Josef Stalin's last surviving daughter, Lana Peters, née Svetlana Stalina, has died. She was in Wisconsin, of all places, where she'd been living on and off since 1986; unsurprisingly, she had a hard, shitty life, thanks in no small part to her father, who was nearly as brutal a father as he was a dictator. But don't take our word for it!

Take the word of The New York Times. Stalin on...

  • ...romance: "Stalin had sent her first love, a Jewish filmmaker, to Siberia for 10 years [...] A year after her father broke up her first romance, she told him she wanted to marry another Jewish man, Grigory Morozov, a fellow student. Stalin slapped her and refused to meet him."
  • ...following one's dreams: "She wanted to study literature at Moscow University, but Stalin demanded that she study history. She did. After graduation, again following her father's wishes, she became a teacher[.]"
  • ...daddy-daughter dates: "Nikita S. Khrushchev, Stalin's successor as Soviet leader, wrote in his memoirs about the New Year's party in 1952 when Stalin grabbed Svetlana by the hair and forced her to dance."
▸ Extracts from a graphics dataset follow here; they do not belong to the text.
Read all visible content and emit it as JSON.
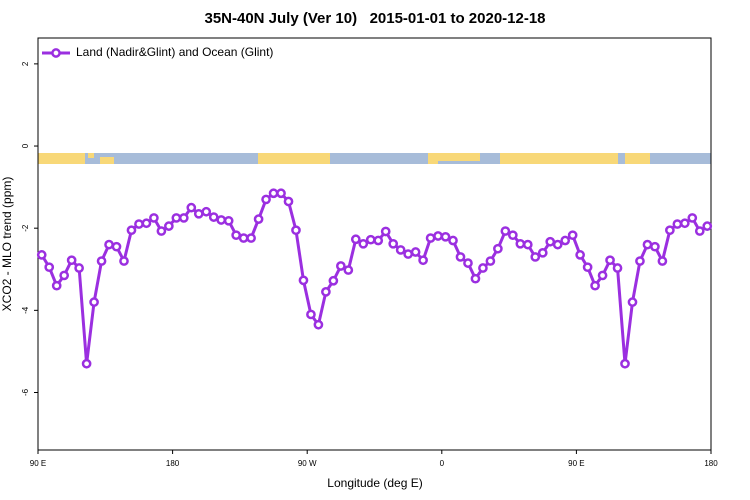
{
  "chart_data": {
    "type": "line",
    "title": "35N-40N July (Ver 10)   2015-01-01 to 2020-12-18",
    "x_label": "Longitude (deg E)",
    "y_label": "XCO2 - MLO trend (ppm)",
    "legend": "top-left",
    "xlim": [
      90,
      540
    ],
    "xticks": [
      {
        "value": 90,
        "label": "90 E"
      },
      180,
      {
        "value": 270,
        "label": "90 W"
      },
      {
        "value": 360,
        "label": "0"
      },
      {
        "value": 450,
        "label": "90 E"
      },
      {
        "value": 540,
        "label": "180"
      }
    ],
    "ylim": [
      -7.4,
      2.63
    ],
    "yticks": [
      2,
      0,
      -2,
      -4,
      -6
    ],
    "x": [
      92.5,
      97.5,
      102.5,
      107.5,
      112.5,
      117.5,
      122.5,
      127.5,
      132.5,
      137.5,
      142.5,
      147.5,
      152.5,
      157.5,
      162.5,
      167.5,
      172.5,
      177.5,
      182.5,
      187.5,
      192.5,
      197.5,
      202.5,
      207.5,
      212.5,
      217.5,
      222.5,
      227.5,
      232.5,
      237.5,
      242.5,
      247.5,
      252.5,
      257.5,
      262.5,
      267.5,
      272.5,
      277.5,
      282.5,
      287.5,
      292.5,
      297.5,
      302.5,
      307.5,
      312.5,
      317.5,
      322.5,
      327.5,
      332.5,
      337.5,
      342.5,
      347.5,
      352.5,
      357.5,
      362.5,
      367.5,
      372.5,
      377.5,
      382.5,
      387.5,
      392.5,
      397.5,
      402.5,
      407.5,
      412.5,
      417.5,
      422.5,
      427.5,
      432.5,
      437.5,
      442.5,
      447.5,
      452.5,
      457.5,
      462.5,
      467.5,
      472.5,
      477.5,
      482.5,
      487.5,
      492.5,
      497.5,
      502.5,
      507.5,
      512.5,
      517.5,
      522.5,
      527.5,
      532.5,
      537.5
    ],
    "series": [
      {
        "name": "Land (Nadir&Glint) and Ocean (Glint)",
        "color": "#9b2fe0",
        "values": [
          -2.65,
          -2.95,
          -3.4,
          -3.15,
          -2.78,
          -2.97,
          -5.3,
          -3.8,
          -2.8,
          -2.4,
          -2.45,
          -2.8,
          -2.05,
          -1.9,
          -1.88,
          -1.75,
          -2.07,
          -1.95,
          -1.75,
          -1.75,
          -1.5,
          -1.65,
          -1.6,
          -1.73,
          -1.8,
          -1.82,
          -2.17,
          -2.24,
          -2.24,
          -1.78,
          -1.3,
          -1.15,
          -1.15,
          -1.35,
          -2.05,
          -3.27,
          -4.1,
          -4.35,
          -3.55,
          -3.28,
          -2.92,
          -3.02,
          -2.27,
          -2.38,
          -2.28,
          -2.3,
          -2.08,
          -2.38,
          -2.53,
          -2.63,
          -2.58,
          -2.78,
          -2.24,
          -2.19,
          -2.21,
          -2.3,
          -2.7,
          -2.85,
          -3.23,
          -2.97,
          -2.8,
          -2.5,
          -2.07,
          -2.17,
          -2.38,
          -2.4,
          -2.7,
          -2.6,
          -2.33,
          -2.4,
          -2.3,
          -2.17,
          -2.65,
          -2.95,
          -3.4,
          -3.15,
          -2.78,
          -2.97,
          -5.3,
          -3.8,
          -2.8,
          -2.4,
          -2.45,
          -2.8,
          -2.05,
          -1.9,
          -1.88,
          -1.75,
          -2.07,
          -1.95
        ]
      }
    ]
  }
}
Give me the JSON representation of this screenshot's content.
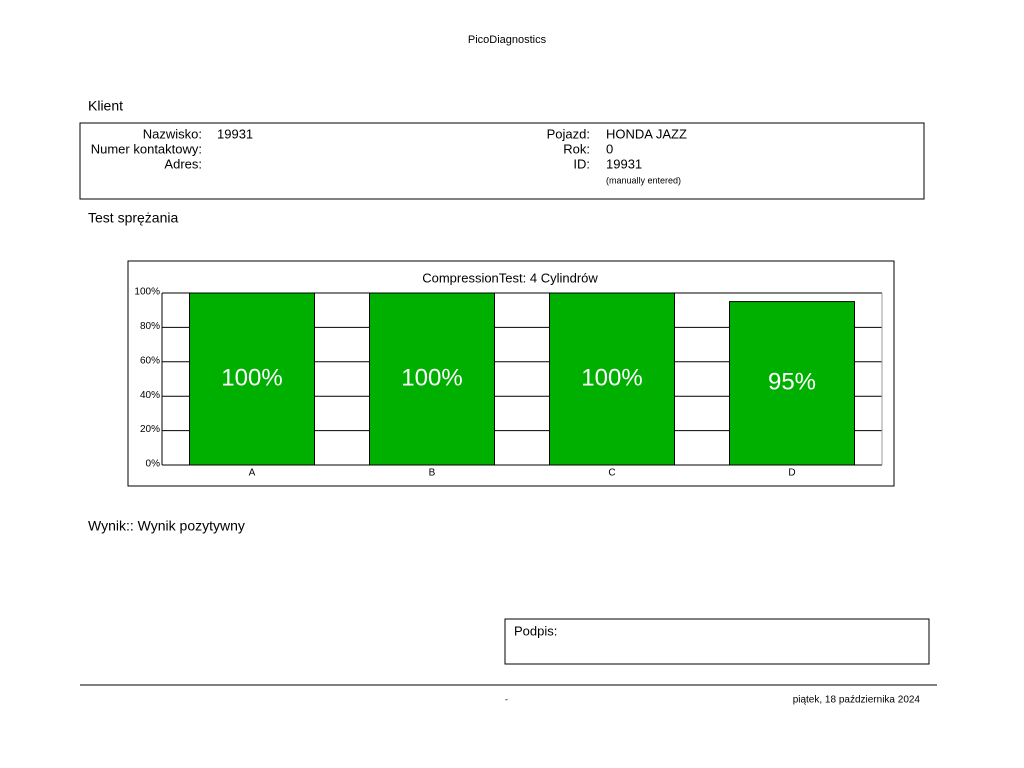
{
  "header": {
    "title": "PicoDiagnostics"
  },
  "client": {
    "heading": "Klient",
    "left": [
      {
        "label": "Nazwisko:",
        "value": "19931"
      },
      {
        "label": "Numer kontaktowy:"
      },
      {
        "label": "Adres:"
      }
    ],
    "right": [
      {
        "label": "Pojazd:",
        "value": "HONDA JAZZ"
      },
      {
        "label": "Rok:",
        "value": "0"
      },
      {
        "label": "ID:",
        "value": "19931"
      }
    ],
    "id_note": "(manually entered)"
  },
  "test_heading": "Test sprężania",
  "chart_data": {
    "type": "bar",
    "title": "CompressionTest: 4 Cylindrów",
    "categories": [
      "A",
      "B",
      "C",
      "D"
    ],
    "values": [
      100,
      100,
      100,
      95
    ],
    "value_labels": [
      "100%",
      "100%",
      "100%",
      "95%"
    ],
    "color": "#00b000",
    "ylim": [
      0,
      100
    ],
    "yticks": [
      {
        "value": 0,
        "label": "0%"
      },
      {
        "value": 20,
        "label": "20%"
      },
      {
        "value": 40,
        "label": "40%"
      },
      {
        "value": 60,
        "label": "60%"
      },
      {
        "value": 80,
        "label": "80%"
      },
      {
        "value": 100,
        "label": "100%"
      }
    ],
    "grid": true
  },
  "result": "Wynik:: Wynik pozytywny",
  "signature": {
    "label": "Podpis:"
  },
  "footer": {
    "left": "-",
    "date": "piątek, 18 października 2024"
  }
}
The scars of Stalin's horrible parenting (and, likely, the undue attention Peters got as his daughter) stayed with her for the rest of her life, which took her from the Soviet Union to the U.S. in a high-profile defection, and then back to the Soviet Union (where she denounced the U.S. as strenuously as she'd earlier denounced the U.S.S.R.) and then, again, back to the U.S. Her politics were difficult to pin down ("Ms. Peters... had registered as a Republican and donated $500 to the conservative magazine National Review, saying it was her favorite publication"), but she liked to read nonfiction, and wrote two memoirs. She's survived by two daughters, one of whom lives in Oregon under a different name and refuses to speak to the press.